Sevgi hayatı yaşanır kılan vazgeçilmezimizdir. Şanslı isek sevgiyi bize verebilecek evlerde doğarız. Kültürümüzde yeni doğan bebekler için yapılan en önemli temennilerden biri "Allah analı babalı büyütsün"dür. Bu diziyi izleyince bunun ne denli değerli bir dua olduğuna bir daha inandım. 

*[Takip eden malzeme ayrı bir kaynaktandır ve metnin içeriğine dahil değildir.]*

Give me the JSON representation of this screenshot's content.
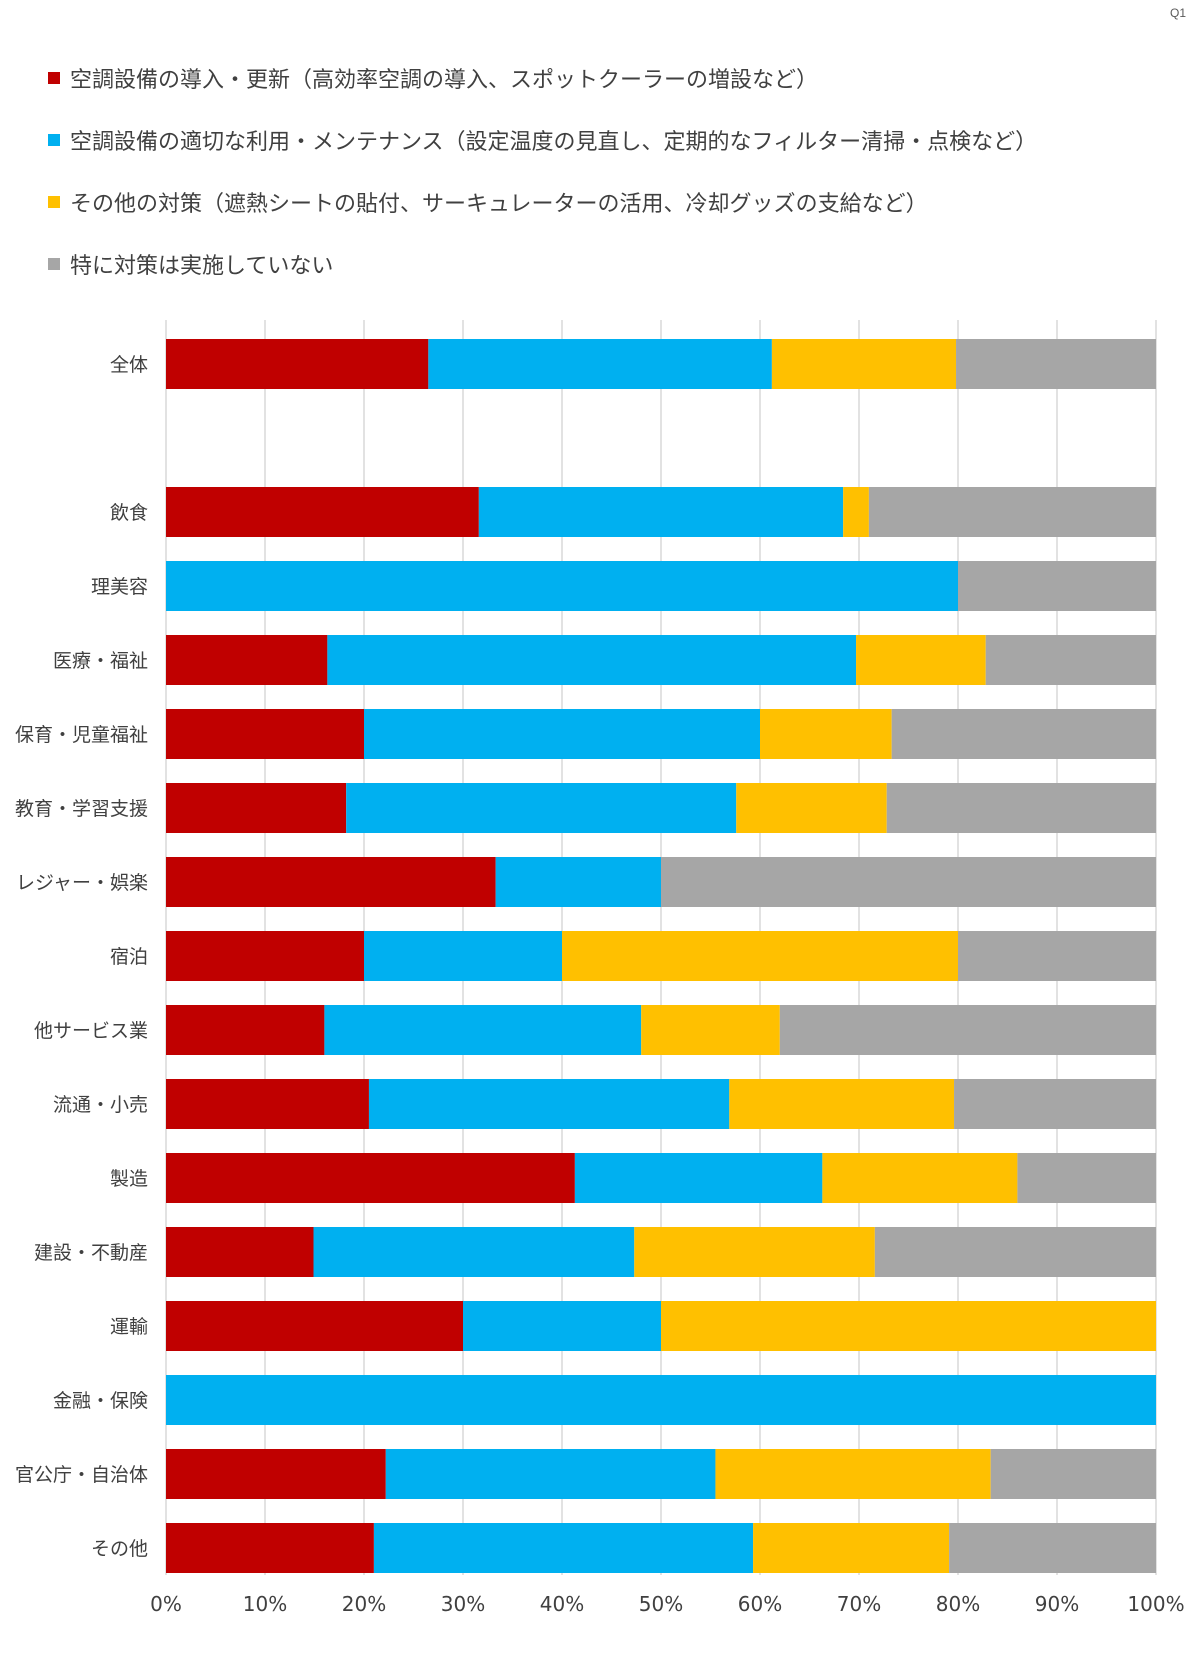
{
  "page_tag": "Q1",
  "colors": {
    "series": [
      "#C00000",
      "#00B0F0",
      "#FFC000",
      "#A6A6A6"
    ],
    "grid": "#D9D9D9"
  },
  "legend": [
    {
      "label": "空調設備の導入・更新（高効率空調の導入、スポットクーラーの増設など）"
    },
    {
      "label": "空調設備の適切な利用・メンテナンス（設定温度の見直し、定期的なフィルター清掃・点検など）"
    },
    {
      "label": "その他の対策（遮熱シートの貼付、サーキュレーターの活用、冷却グッズの支給など）"
    },
    {
      "label": "特に対策は実施していない"
    }
  ],
  "chart_data": {
    "type": "bar",
    "orientation": "horizontal",
    "stacked": "100%",
    "categories": [
      "全体",
      "",
      "飲食",
      "理美容",
      "医療・福祉",
      "保育・児童福祉",
      "教育・学習支援",
      "レジャー・娯楽",
      "宿泊",
      "他サービス業",
      "流通・小売",
      "製造",
      "建設・不動産",
      "運輸",
      "金融・保険",
      "官公庁・自治体",
      "その他"
    ],
    "series": [
      {
        "name": "空調設備の導入・更新（高効率空調の導入、スポットクーラーの増設など）",
        "values": [
          26.5,
          null,
          31.6,
          0,
          16.3,
          20.0,
          18.2,
          33.3,
          20.0,
          16.0,
          20.5,
          41.3,
          14.9,
          30.0,
          0,
          22.2,
          21.0
        ]
      },
      {
        "name": "空調設備の適切な利用・メンテナンス（設定温度の見直し、定期的なフィルター清掃・点検など）",
        "values": [
          34.7,
          null,
          36.8,
          80.0,
          53.4,
          40.0,
          39.4,
          16.7,
          20.0,
          32.0,
          36.4,
          25.0,
          32.4,
          20.0,
          100.0,
          33.3,
          38.3
        ]
      },
      {
        "name": "その他の対策（遮熱シートの貼付、サーキュレーターの活用、冷却グッズの支給など）",
        "values": [
          18.6,
          null,
          2.6,
          0,
          13.1,
          13.3,
          15.2,
          0,
          40.0,
          14.0,
          22.7,
          19.7,
          24.3,
          50.0,
          0,
          27.8,
          19.8
        ]
      },
      {
        "name": "特に対策は実施していない",
        "values": [
          20.2,
          null,
          29.0,
          20.0,
          17.2,
          26.7,
          27.2,
          50.0,
          20.0,
          38.0,
          20.4,
          14.0,
          28.4,
          0,
          0,
          16.7,
          20.9
        ]
      }
    ],
    "xlim": [
      0,
      100
    ],
    "x_ticks": [
      "0%",
      "10%",
      "20%",
      "30%",
      "40%",
      "50%",
      "60%",
      "70%",
      "80%",
      "90%",
      "100%"
    ],
    "grid": "vertical",
    "legend_position": "top"
  }
}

The End of the F***ing World, Charles Forsman'ın aynı adlı bir grafik romanına dayanan, İngilizlerin karanlık komedi-drama türünde çektiği bir dizi. Süresi yirmi dakikadan oluşan sekiz bölümlük dizinin iki sezonu var. 17 yaşında iki gencin yaşadıkları talihsizlikler üzerine çekilen dizi, kısa süresi ile tam da süreçlerden sıkılan sabırsız ve robotlaşmış günümüz gençlerince severek izlenen bir yapım olmayı başarmış. Sürekli küfürlü konuşan ve bunu normal gören gençler de isminden ve alışık oldukları İngiliz aksanından farklı diziye ayrı bir sempati duymuş olmalı. 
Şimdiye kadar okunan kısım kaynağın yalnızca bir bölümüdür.